Mean arterial pressure (MAP) and heart rate (HR) were recorded via implanted telemetry devices. (A–B) Mice were injected i.v. with 9.5–11 mg/kg LPS (E. coli), and treated i.v. with 100 µg/kg BAY 58-2667 (+3 h or +8 h) or vehicle control (+3 h or +8 h); 2 h pre- until 4 h post-treatment of data is shown (n = 4). (C–D) Mice were injected i.v. with 9.5–11 mg/kg LPS (E. coli), and treated i.v. with 100 µg/kg BAY 41-2272 (+3 h or +8 h, n = 2) or vehicle control (+3 h or +8 h, n = 1); 2 h pre- until 4 h post-treatment of data is shown. (E–F) Unchallenged mice were injected with saline (PBS), 100 µg/kg or 300 µg/kg BAY 58-2667; 4 h of data post-injection is shown (n = 4). Data are means and were compared to vehicle controls by fitting a linear mixed model (see Table S2 for fixed term statistics). ****, p≤0.0001; ***, p≤0.001; *, p≤0.05; ns = nonsignificant; trt = treatment effect and time×trt = time-treatment interaction.
Figure 6.
Effect of BAY 58-2667 and BAY 41-2272 treatment on LF (nu).

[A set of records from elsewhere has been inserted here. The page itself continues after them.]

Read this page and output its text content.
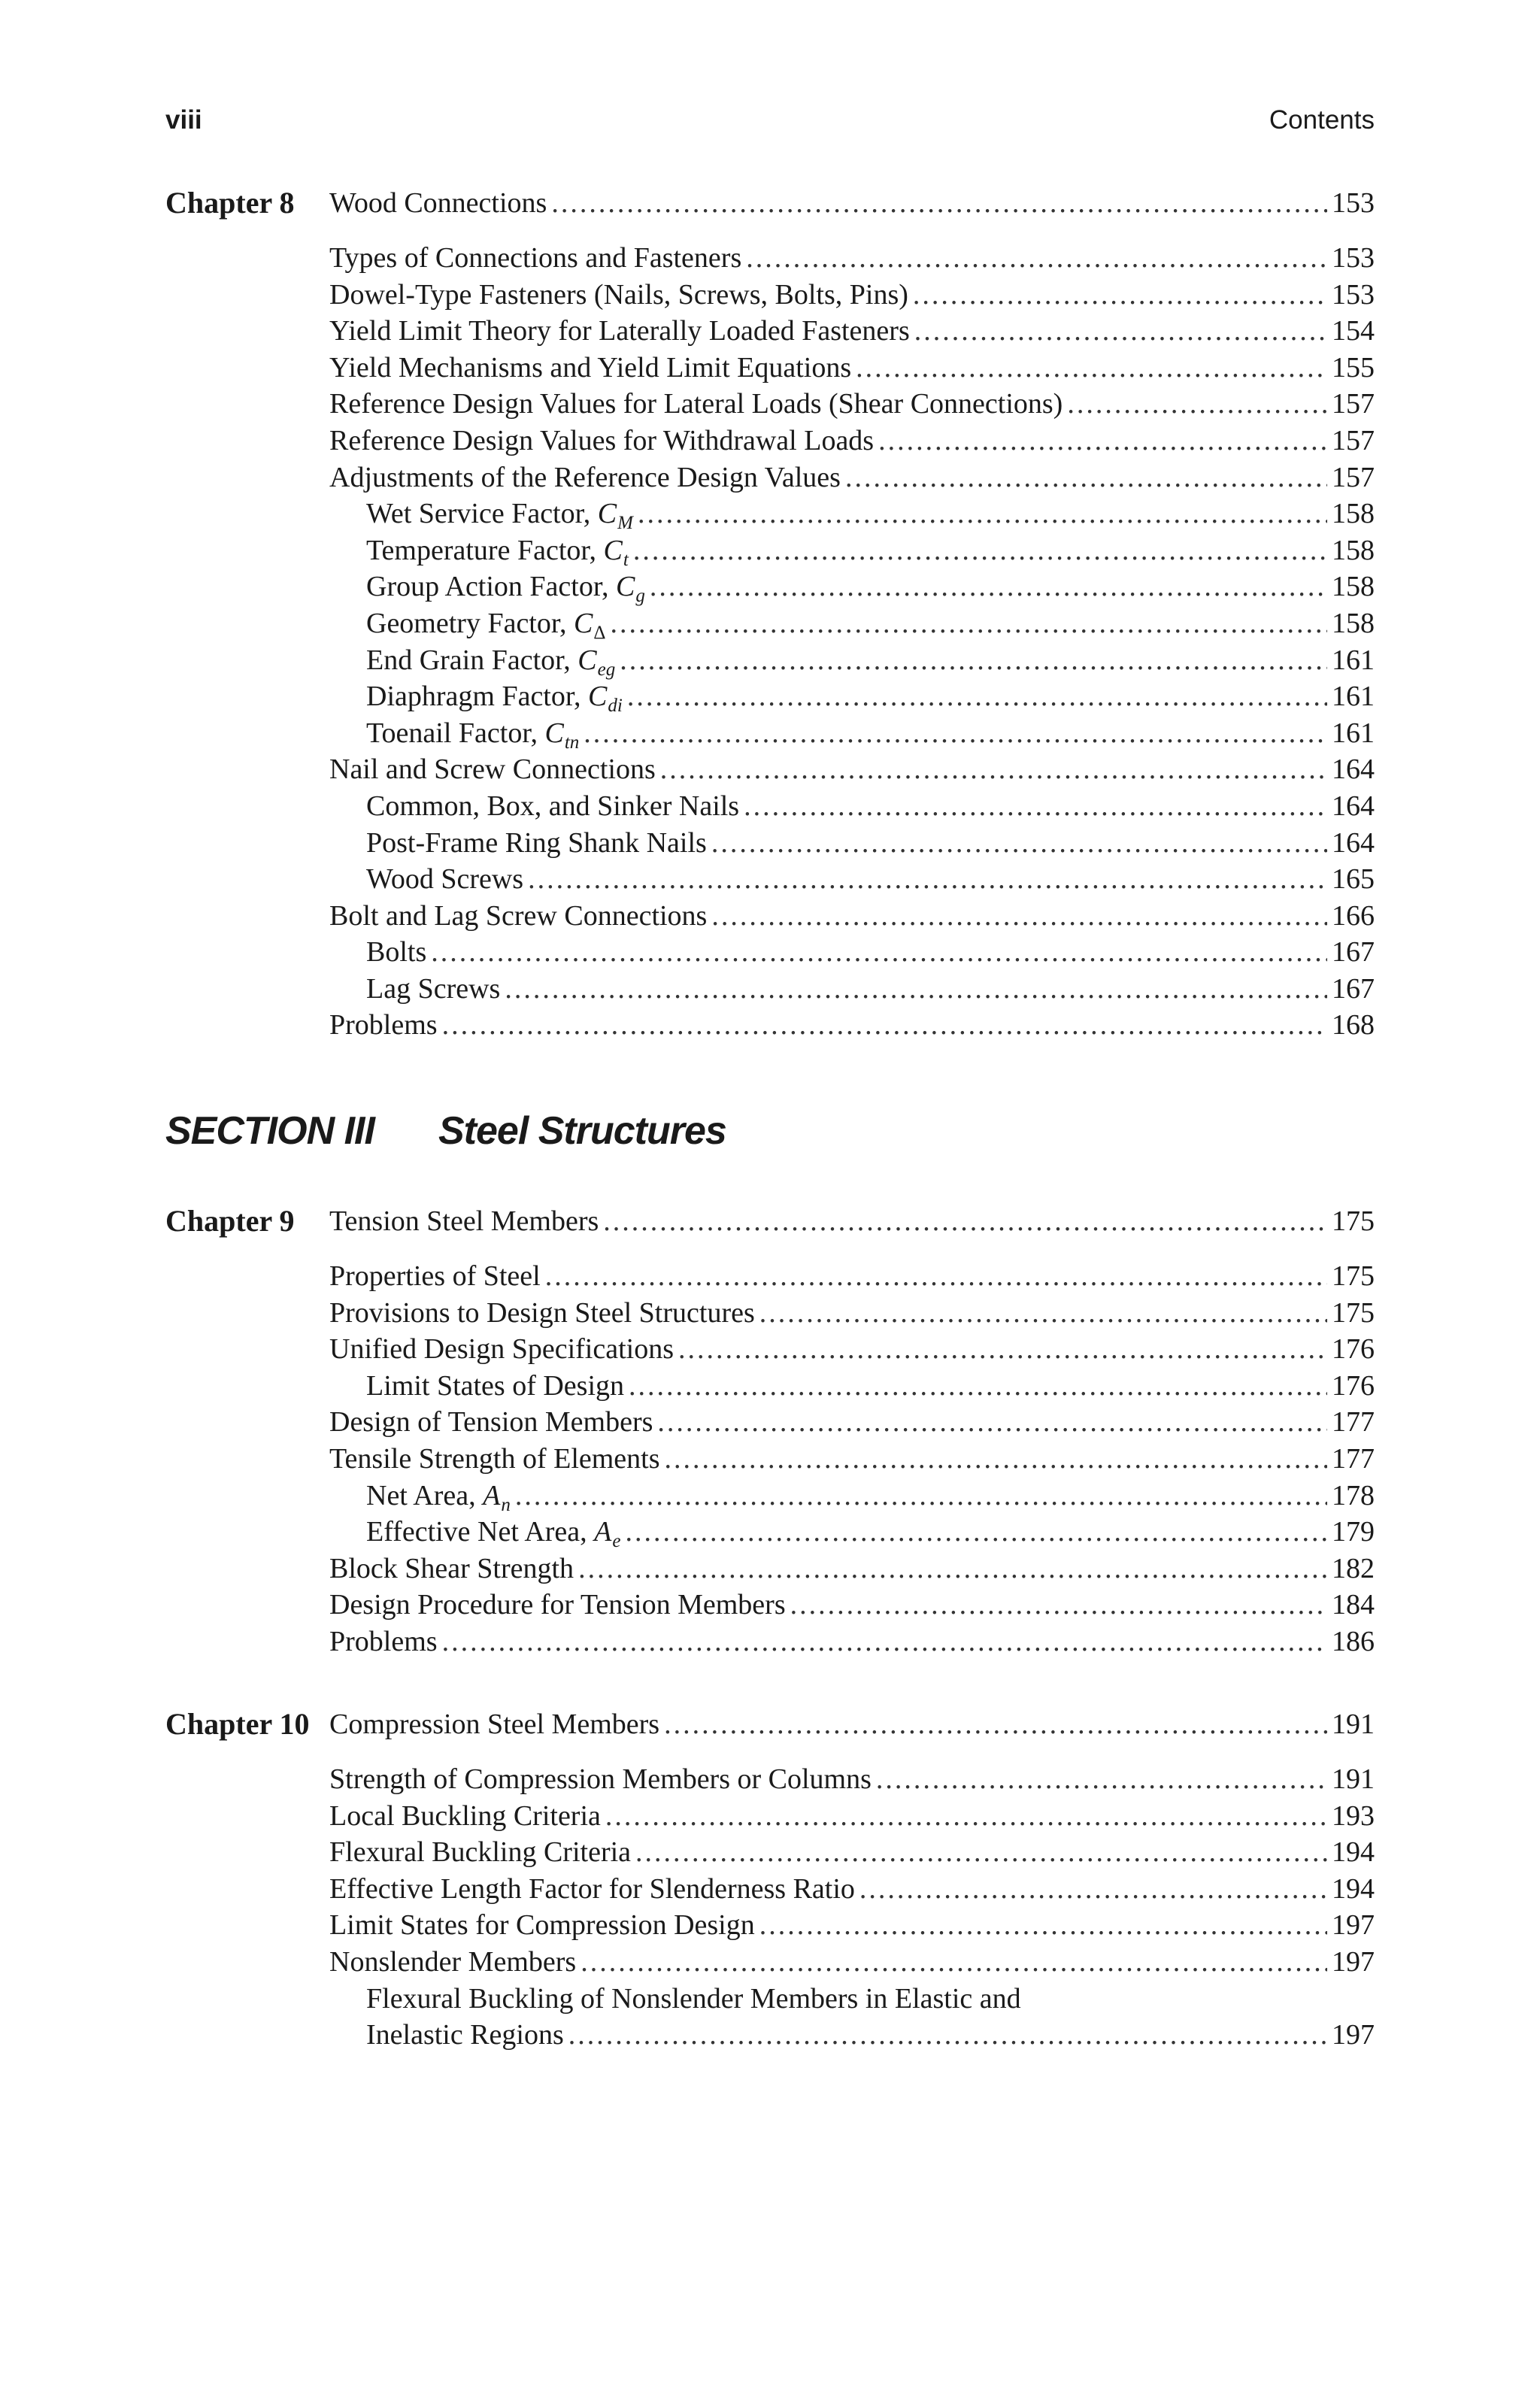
viii	Contents
Chapter 8 Wood Connections .....	153
Types of Connections and Fasteners .....	153
Dowel-Type Fasteners (Nails, Screws, Bolts, Pins) .....	153
Yield Limit Theory for Laterally Loaded Fasteners .....	154
Yield Mechanisms and Yield Limit Equations .....	155
Reference Design Values for Lateral Loads (Shear Connections) .....	157
Reference Design Values for Withdrawal Loads .....	157
Adjustments of the Reference Design Values .....	157
Wet Service Factor, $C_M$ .....	158
Temperature Factor, $C_t$ .....	158
Group Action Factor, $C_g$ .....	158
Geometry Factor, $C_\Delta$ .....	158
End Grain Factor, $C_{eg}$ .....	161
Diaphragm Factor, $C_{di}$ .....	161
Toenail Factor, $C_{tn}$ .....	161
Nail and Screw Connections .....	164
Common, Box, and Sinker Nails .....	164
Post-Frame Ring Shank Nails .....	164
Wood Screws .....	165
Bolt and Lag Screw Connections .....	166
Bolts .....	167
Lag Screws .....	167
Problems .....	168
SECTION III Steel Structures
Chapter 9 Tension Steel Members .....	175
Properties of Steel .....	175
Provisions to Design Steel Structures .....	175
Unified Design Specifications .....	176
Limit States of Design .....	176
Design of Tension Members .....	177
Tensile Strength of Elements .....	177
Net Area, $A_n$ .....	178
Effective Net Area, $A_e$ .....	179
Block Shear Strength .....	182
Design Procedure for Tension Members .....	184
Problems .....	186
Chapter 10 Compression Steel Members .....	191
Strength of Compression Members or Columns .....	191
Local Buckling Criteria .....	193
Flexural Buckling Criteria .....	194
Effective Length Factor for Slenderness Ratio .....	194
Limit States for Compression Design .....	197
Nonslender Members .....	197
Flexural Buckling of Nonslender Members in Elastic and
Inelastic Regions .....	197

Normalized low frequency (LF (nu)) values for 40 min pretreatment were compared to 40 min post-treatment values and plotted as changing trends over time for vehicle +3 h (A), BAY 41-2272 +3 h (B), BAY 58-2667 +3 h (C), vehicle +8 h (D), BAY 41-2272 +8 h (E), and BAY 58-2667 +8 h (F).
Figure 7.
Effect of BAY 58-2667 and BAY 41-2272 treatment on scaling factors.
Scaling factors (α) for 40 min pretreatment were compared to 40 min post-treatment values and plotted as changing trends over time for vehicle +3 h (A), BAY 41-2272 +3 h (B), BAY 58-2667 +3 h (C), vehicle +8 h (D), BAY 41-2272 +8 h (E), and BAY 58-2667 +8 h (F).